Rep: Qommarria Rostanti/ Red: Esthi Maharani
Peserta Munaslub mengikuti sidang Paripurna Musyawarah Nasional Luar Biasa (Munaslub) Partai Golkar 2016 di Nusa Dua, Bali, Ahad (15/5).  (Republika/ Yasin Habibi)
Foto: Republika/ Yasin Habibi
Peserta Munaslub mengikuti sidang Paripurna Musyawarah Nasional Luar Biasa (Munaslub) Partai Golkar 2016 di Nusa Dua, Bali, Ahad (15/5). (Republika/ Yasin Habibi)

REPUBLIKA.CO.ID,‎ JAKARTA -- Pakar politik dari Universitas Indonesia (UI) Arbi Sanit menilai manuver Menko Polhukam Luhut Binsar Pandjaitan sudah tidak bisa ditoleransi. Apalagi secara terang-terangan dia mendukung Setya Novanto untuk jadi Ketua Umum Partai Golkar yang notabene pernah mencatut nama Presiden Jokowi dalam kasus 'papa minta saham'.

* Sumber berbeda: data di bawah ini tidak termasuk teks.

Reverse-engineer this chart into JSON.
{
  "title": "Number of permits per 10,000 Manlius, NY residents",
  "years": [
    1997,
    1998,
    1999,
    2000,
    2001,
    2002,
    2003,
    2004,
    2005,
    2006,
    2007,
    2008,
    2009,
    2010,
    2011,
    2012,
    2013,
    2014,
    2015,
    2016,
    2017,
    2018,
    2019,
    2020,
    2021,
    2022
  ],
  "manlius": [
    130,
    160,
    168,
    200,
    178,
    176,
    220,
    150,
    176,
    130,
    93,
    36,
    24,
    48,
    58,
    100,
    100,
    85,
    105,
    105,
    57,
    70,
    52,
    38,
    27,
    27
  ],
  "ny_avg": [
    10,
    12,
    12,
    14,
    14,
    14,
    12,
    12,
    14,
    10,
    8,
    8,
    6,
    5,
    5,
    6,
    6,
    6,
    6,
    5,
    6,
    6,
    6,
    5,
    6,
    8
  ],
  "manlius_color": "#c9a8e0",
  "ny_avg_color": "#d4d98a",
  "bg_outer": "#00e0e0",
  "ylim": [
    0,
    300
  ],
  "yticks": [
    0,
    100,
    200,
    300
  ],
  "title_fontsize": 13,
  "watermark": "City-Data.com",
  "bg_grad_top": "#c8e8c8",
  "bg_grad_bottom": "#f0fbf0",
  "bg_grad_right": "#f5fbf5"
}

"Setya dan Luhut itu seperti lingkaran setan. Mereka saling melindungi satu sama lain. Setya lindungi Luhut di kasus 'papa minta saham' dan sekarang Setya minta didukung supaya jadi Ketua Umum Golkar," kata Arbi di Jakarta, Senin (16/5).

Dia juga menilai Luhut mendukung Setya agar memiliki kekuatan politik di lingkungan Istana karena selama ini anggota Dewan Pertimbangan Partai Golkar tersebut tidak memiliki partai yang bisa dikendalikan. Arbi pun meminta Presiden Jokowi tidak tinggal diam melihat menterinya bermanuver.

"Kalau alasan Luhut mendukung Setya karena dia adalah anggota Dewan Pertimbangan Golkar, harusnya dia mundur dari jabatan Menko Polhukam karena Presiden Jokowi menegaskan menteri tidak boleh masuk dalam struktur partai," ujarnya.

Menurut Arbi, Presiden Jokowi harus meminta Luhut memilih antara jabatan partai atau jabatan menteri. Sebab manuver Luhut semakin besar dan berpotensi merugikan dirinya. Dia menyebut kasus Luhut ini tidak cukup hanya dengan ditegur tapi harus masuk dalam prioritas reshuffle.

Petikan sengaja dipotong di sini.